Una complicidad demasiado llamativa

La familiaridad en el trato que se dispensaban el obispo Salinas y su antigua secretaria desató comentarios en la expedición mallorquina para canonizar a Junípero Serra

11.12.2015 | 11:44
En la primera imagen, la mano del obispo solo con el anillo episcopal. En la siguiente, se aprecia cómo también lleva una alianza adosada.

­Las denuncias en sede eclesial contra Javier Salinas por su estrecho vínculo con Sonia Valenzuela, su antigua secretaria en el Obispado, no han sorprendido en los respectivos entornos de ambos. La familiaridad en el trato que se dispensaban mutuamente el prelado y su empleada llamó la atención y alguna que otra alerta a parte del personal en las dependencias y oficinas de la Iglesia. Lo mismo ocurría entre los próximos a Valenzuela y su marido. Éste ha terminado por acusar a Salinas ante el Vaticano de romper su matrimonio. También ha presentado una demanda de separación en los juzgados de Palma.

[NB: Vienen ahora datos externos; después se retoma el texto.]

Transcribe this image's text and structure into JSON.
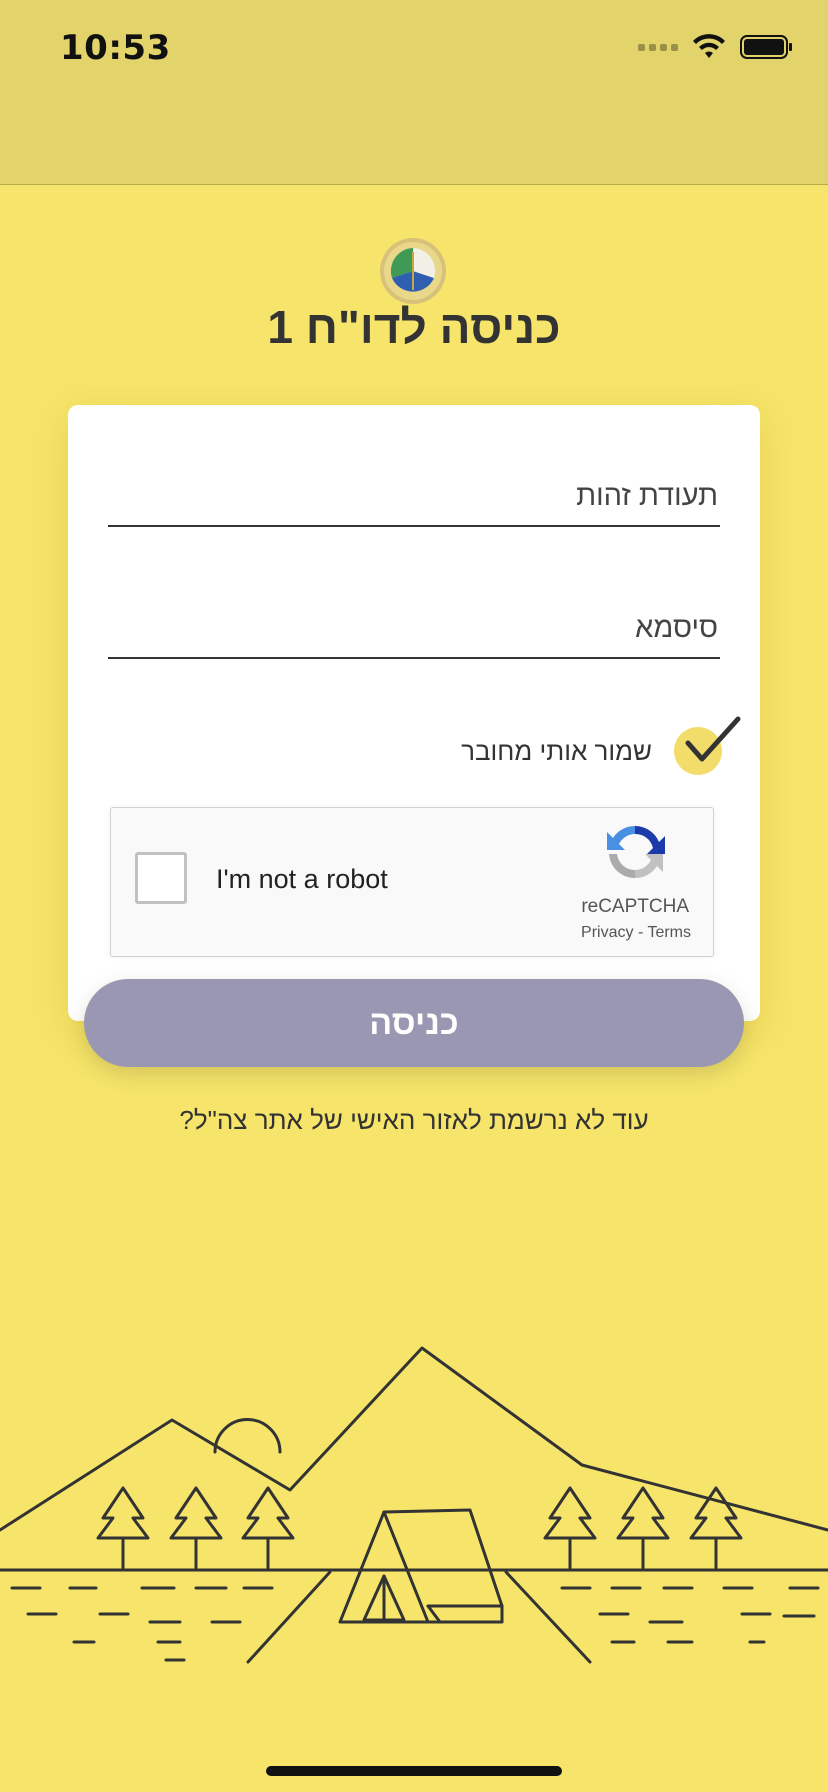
{
  "status_bar": {
    "time": "10:53"
  },
  "header": {
    "title": "כניסה לדו\"ח 1"
  },
  "form": {
    "id_placeholder": "תעודת זהות",
    "password_placeholder": "סיסמא",
    "remember_label": "שמור אותי מחובר",
    "remember_checked": true
  },
  "captcha": {
    "label": "I'm not a robot",
    "brand": "reCAPTCHA",
    "privacy": "Privacy",
    "separator": "-",
    "terms": "Terms"
  },
  "login_button": {
    "label": "כניסה"
  },
  "register_link": {
    "text": "עוד לא נרשמת לאזור האישי של אתר צה\"ל?"
  },
  "colors": {
    "background": "#f6e56a",
    "status_bar": "#e2d46a",
    "button": "#9a97b3",
    "check": "#f2dd6a"
  }
}
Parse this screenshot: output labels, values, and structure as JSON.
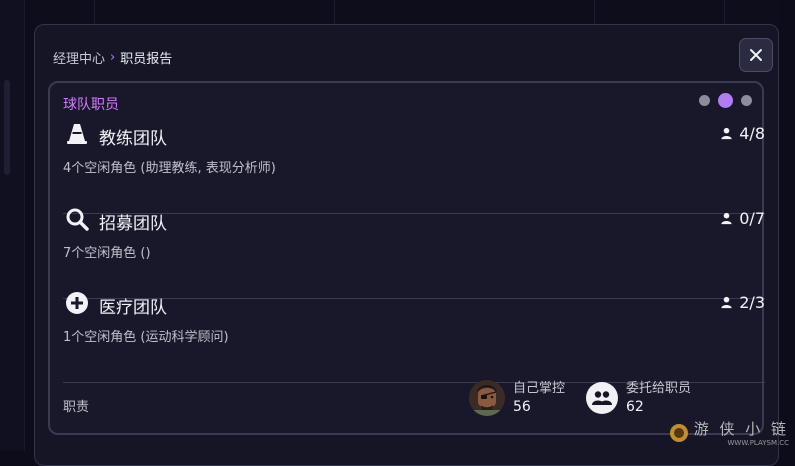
{
  "breadcrumb": {
    "parent": "经理中心",
    "separator": "›",
    "current": "职员报告"
  },
  "panel": {
    "title": "球队职员",
    "pager": {
      "pages": 3,
      "active": 2
    },
    "teams": [
      {
        "icon": "cone-icon",
        "name": "教练团队",
        "count": "4/8",
        "desc": "4个空闲角色 (助理教练, 表现分析师)"
      },
      {
        "icon": "magnifier-icon",
        "name": "招募团队",
        "count": "0/7",
        "desc": "7个空闲角色 ()"
      },
      {
        "icon": "medical-cross-icon",
        "name": "医疗团队",
        "count": "2/3",
        "desc": "1个空闲角色 (运动科学顾问)"
      }
    ],
    "footer": {
      "label": "职责",
      "self": {
        "label": "自己掌控",
        "value": "56"
      },
      "delegated": {
        "label": "委托给职员",
        "value": "62"
      }
    }
  },
  "watermark": {
    "text": "游 侠 小 链",
    "url": "WWW.PLAYSM.CC"
  },
  "colors": {
    "accent": "#b27cf7",
    "title": "#d37bff",
    "panel_bg": "#18182a",
    "modal_bg": "#151526"
  }
}
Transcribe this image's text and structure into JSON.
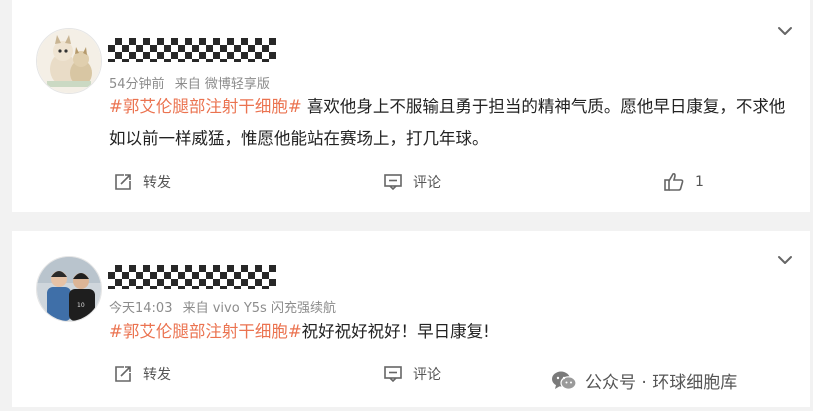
{
  "comments": [
    {
      "time": "54分钟前",
      "source": "来自 微博轻享版",
      "topic": "#郭艾伦腿部注射干细胞#",
      "text": " 喜欢他身上不服输且勇于担当的精神气质。愿他早日康复，不求他如以前一样威猛，惟愿他能站在赛场上，打几年球。",
      "repost_label": "转发",
      "comment_label": "评论",
      "like_count": "1"
    },
    {
      "time": "今天14:03",
      "source": "来自 vivo Y5s 闪充强续航",
      "topic": "#郭艾伦腿部注射干细胞#",
      "text": "祝好祝好祝好！早日康复!",
      "repost_label": "转发",
      "comment_label": "评论"
    }
  ],
  "watermark": {
    "text": "公众号 · 环球细胞库"
  },
  "icons": {
    "chevron": "chevron-down-icon",
    "repost": "repost-icon",
    "comment": "comment-icon",
    "like": "thumbs-up-icon",
    "wechat": "wechat-icon"
  },
  "colors": {
    "topic": "#eb7350",
    "meta": "#8c8c8c",
    "background": "#f2f2f2"
  }
}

El propio obispo que niega haber conculcado la doctrina de la Iglesia admite que su relación daba pie a malinterpretarse. Monseñor Salinas explicaba el miércoles en la Cope que solo les unían lazos "profesionales", y defendió que el dossier del detective que les vigiló a ambos en el palacio episcopal no concluye "nada". Sin embargo, calló que durante semanas él y su secretaria de relaciones institucionales se intercambiaron dos alianzas con el nombre del otro grabado.

El obispo portaba la sortija con las letras "Sonia", y ella la suya con el nombre de "Javier" inscrito. Un gesto que denota más complicidad de la que pregona el obispo, y que tras desvelarlo este diario en su edición de ayer dejó impactada a buena parte del clero mallorquín, que lo ve impropio.


En la primera imagen, la mano del obispo solo con el anillo episcopal. En la siguiente foto se aprecia cómo también llevaba una alianza adosada. FUNDACIÓN CASA SERRA

Complicidad es la palabra que mejor define el vínculo que exhibían en público el prelado y su colaboradora, como en el viaje a Washington de los mallorquines que acudieron a la canonización de Junípero Serra, a mediados de septiembre. Valenzuela llevaba oficialmente unos quince días con el nombramiento en mano, y fue la sombra de Salinas. "Estaban casi siempre juntos y se les notaba mucha afinidad", coinciden en resumir dos miembros de la expedición.

Pendiente del prelado

"Ella estaba muy pendiente de él, de cómo iba vestido", y en ocasiones "incluso le tuteaba delante de la gente", muestra su extrañeza un integrante de la comitiva, católico practicante que "no sospechó nada raro" pero sí le "llamó la atención" que una mujer casada, alineada en las posturas más ultraconservadoras de la Iglesia, tuviera tanta intimidad con el líder de la Iglesia en Mallorca.

Sorprende también que el propio Salinas dijera en la emisora de los obispos que su secretaria solo le acompañó a "dos eventos de carácter eclesiástico", entre los que no desveló el viaje a EEUU para asistir a la misa con el Papa Francisco que proclamó santo al petrer.

Según Salinas, Valenzuela solo fue con él "a Petra el día de la Acción de Gracias a Junípero Serra", y otro día "a Lluc por los cien años de los Sagrats Cors". En los dos casos, fue una compañía que "no cayó bien a algunos miembros del clero", remachó, señalando que por ello "tuvo claro" que debía desprenderse de su ayudante, como así hizo.

Tampoco mentó que el detonante para prescindir de Valenzuela fue la denuncia que su esposo remitió al Vaticano y al nuncio.